One of the most asked questions I receive is… can you teach me how to hack? What do you say to those people who want to get a start in the industry?
First, DON’T follow in my footsteps. The truth is, I took a very different path than most other professionals. But you have to learn the fundamentals.
For many hacking gigs, you have to be really good at systems, network administration and development. Then, you need to learn a lot about reverse engineering. Understand how developers write code, how you can reverse code and learn how to debug problems with applications.
But the skills you need really depend on where you want to focus in the cybersecurity industry. We work with physical security experts that are really great at breaking into buildings. Social engineering experts that don’t always have a traditional network administration and systems background either.
(But most importantly, you do not want to follow in my footsteps.)
How did you get started and what led you to become who you are today?
I got started in hacking because of my love of magic. As a young kid, I used to visit the local magic shop in Los Angeles to watch these guys perform their tricks over and over and over because I always wanted to know how the trick worked.
Fast forward to my high school years and I met a kid that could work magic with the phone system. He showed me how to do all of these cool things he could do with the phone.
For example, he called this number and it read back the number he was calling from, or he could get my mom’s unlisted number. Or he could call something called The Customer Name and Address Bureau and it was a secret thing you could do with the phone company. You give them any number and they would give you the name of the person it belonged to.
This was back in the 1970s. I thought, “wow, this is really cool. Like the type of thing you could use for magic tricks.”

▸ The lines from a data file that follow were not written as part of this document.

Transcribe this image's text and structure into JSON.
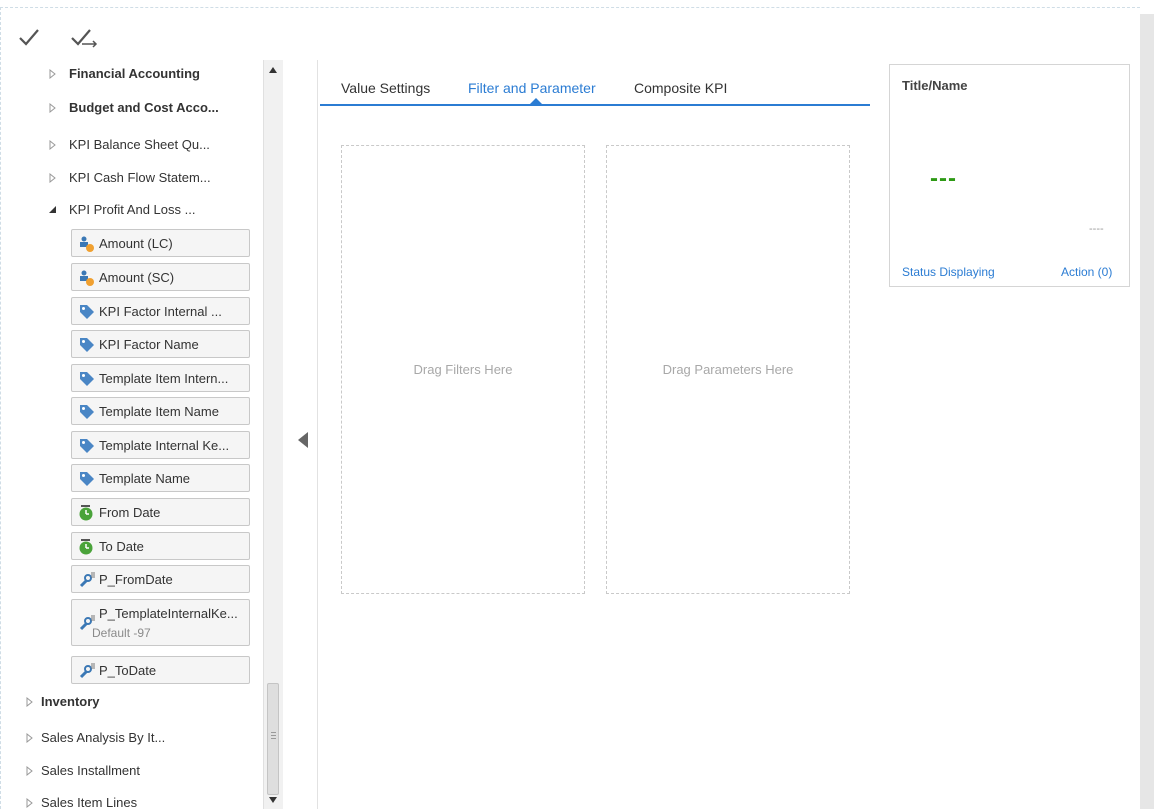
{
  "toolbar": {
    "apply_icon": "checkmark-icon",
    "apply_next_icon": "checkmark-arrow-icon"
  },
  "tree": {
    "nodes_top": [
      {
        "label": "Financial Accounting",
        "bold": true,
        "state": "collapsed"
      },
      {
        "label": "Budget and Cost Acco...",
        "bold": true,
        "state": "collapsed"
      },
      {
        "label": "KPI Balance Sheet Qu...",
        "bold": false,
        "state": "collapsed"
      },
      {
        "label": "KPI Cash Flow Statem...",
        "bold": false,
        "state": "collapsed"
      },
      {
        "label": "KPI Profit And Loss ...",
        "bold": false,
        "state": "expanded"
      }
    ],
    "fields": [
      {
        "label": "Amount (LC)",
        "icon": "measure-icon"
      },
      {
        "label": "Amount (SC)",
        "icon": "measure-icon"
      },
      {
        "label": "KPI Factor Internal ...",
        "icon": "tag-icon"
      },
      {
        "label": "KPI Factor Name",
        "icon": "tag-icon"
      },
      {
        "label": "Template Item Intern...",
        "icon": "tag-icon"
      },
      {
        "label": "Template Item Name",
        "icon": "tag-icon"
      },
      {
        "label": "Template Internal Ke...",
        "icon": "tag-icon"
      },
      {
        "label": "Template Name",
        "icon": "tag-icon"
      },
      {
        "label": "From Date",
        "icon": "date-icon"
      },
      {
        "label": "To Date",
        "icon": "date-icon"
      },
      {
        "label": "P_FromDate",
        "icon": "parameter-icon"
      },
      {
        "label": "P_TemplateInternalKe...",
        "sub": "Default -97",
        "icon": "parameter-icon"
      },
      {
        "label": "P_ToDate",
        "icon": "parameter-icon"
      }
    ],
    "nodes_bottom": [
      {
        "label": "Inventory",
        "bold": true,
        "state": "collapsed"
      },
      {
        "label": "Sales Analysis By It...",
        "bold": false,
        "state": "collapsed"
      },
      {
        "label": "Sales Installment",
        "bold": false,
        "state": "collapsed"
      },
      {
        "label": "Sales Item Lines",
        "bold": false,
        "state": "collapsed"
      }
    ]
  },
  "tabs": [
    {
      "label": "Value Settings",
      "active": false
    },
    {
      "label": "Filter and Parameter",
      "active": true
    },
    {
      "label": "Composite KPI",
      "active": false
    }
  ],
  "dropzones": {
    "filters": "Drag Filters Here",
    "parameters": "Drag Parameters Here"
  },
  "kpi_tile": {
    "title": "Title/Name",
    "value": "---",
    "target": "----",
    "status": "Status Displaying",
    "action": "Action (0)",
    "value_color": "#2e9a15"
  },
  "colors": {
    "accent": "#2b7cd3",
    "field_bg": "#f5f5f5"
  }
}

It wasn’t long before I got into phone tricks and doing prankster things like changing my friend’s phones to payphones. Whenever his parents would try to make a call, it would ask them to please deposit 25 cents. When I got involved in this, another kid in school suggested I take a computer class.
So I was introduced to this computer science instructor and I didn’t meet the prerequisites to take the class. But I showed him all the tricks I could do with the phone and he lets me in. The first programming assignment he gives the class is to write a Fortran program to find the first 100 Fibonacci numbers. At the time I thought, “Well that’s kind of boring. I’ve got to write something cooler.”
Back in those days, we had a dumb terminal and we’d actually use a dial-up modem. We put the handset in this acoustic coupler modem and it dialed to downtown Los Angeles to this computer system.
I realized by watching the students and by watching the teacher that nobody would hang up the phone after they logged out of the computer. So I thought, what if I could write a program that could pretend to be the computer’s operating system and it would ask the user for their username and password? It would log them in and let them do their work, but at the same time, it would store their username and password in a file that I could retrieve later.
So my first programming assignment, I actually wrote a program to steal the teacher’s password.
When he came around the class to collect our assignments, I obviously didn’t have the Fibonacci assignment done. I turned in the password-stealing program instead. The instructor was so happy and amazed that he gave me a bunch of atta-boys.
These were the ethics that taught a young Kevin Mitnick that it’s cool to hack.
So that’s how I actually got started: the love of magic, my passionate interest in amateur radio and telephony. I really got involved in hacking not to cause damage or steal money, nothing like that. It was all about the challenge, the seduction of adventure and the pursuit of knowledge. It was like a big video game to me.
What is the most common method or tactic used by the bad guys?
The primary method of hacking is called spearfishing, a subsect of social engineering. You manipulate the human into giving access to the bad guy. To spearfish, the bad actor does research on the company, its employees, vendors, research, customers, etc.
Then, they create a false pretext for an email sent to a specific target with internal access. They impersonate someone the target would trust, in order to get them to click on a hyperlink or download an attachment. As soon as they do so, a malicious payload gives the bad actor access to that person’s computer and an initial foothold within a company’s system.
After that initial access, hackers use technical tradecraft to get further and gain access to the data they’re after.
Can you really whistle the launch codes?
Well, I’ve really been practicing. So...I can neither confirm nor deny this trick.
What is your Ghost Team, can you share more about them?
The Global Ghost Team is my pen testers. Our information security company does security testing for companies around the world. They hire our team to hack their company, whether it’s physically, to find security flaws in internet-facing applications, to compromise an onsite wireless network or in their external network services.
We go in and simulate a threat actor, trying to identify all the ways and means of compromising the company. Then we share that information with the company, telling them how we compromised it and what they need to do to fix it.
I think I have been hacked (or I need to hack someone for a good reason), can you help me?
Due to the high demand for our services, we don’t have the capacity to work directly with individuals or respond to individual requests for assistance in any format.
Hacking without permission is illegal. We encourage victims of hacking to contact the applicable law enforcement agency and consult an attorney.
If you’re looking for help hacking, don’t. (In fact, we hope no one helps you so that you change your mind and avoid breaking a bazillion different laws. Trust me, I understand the consequences better than you do.)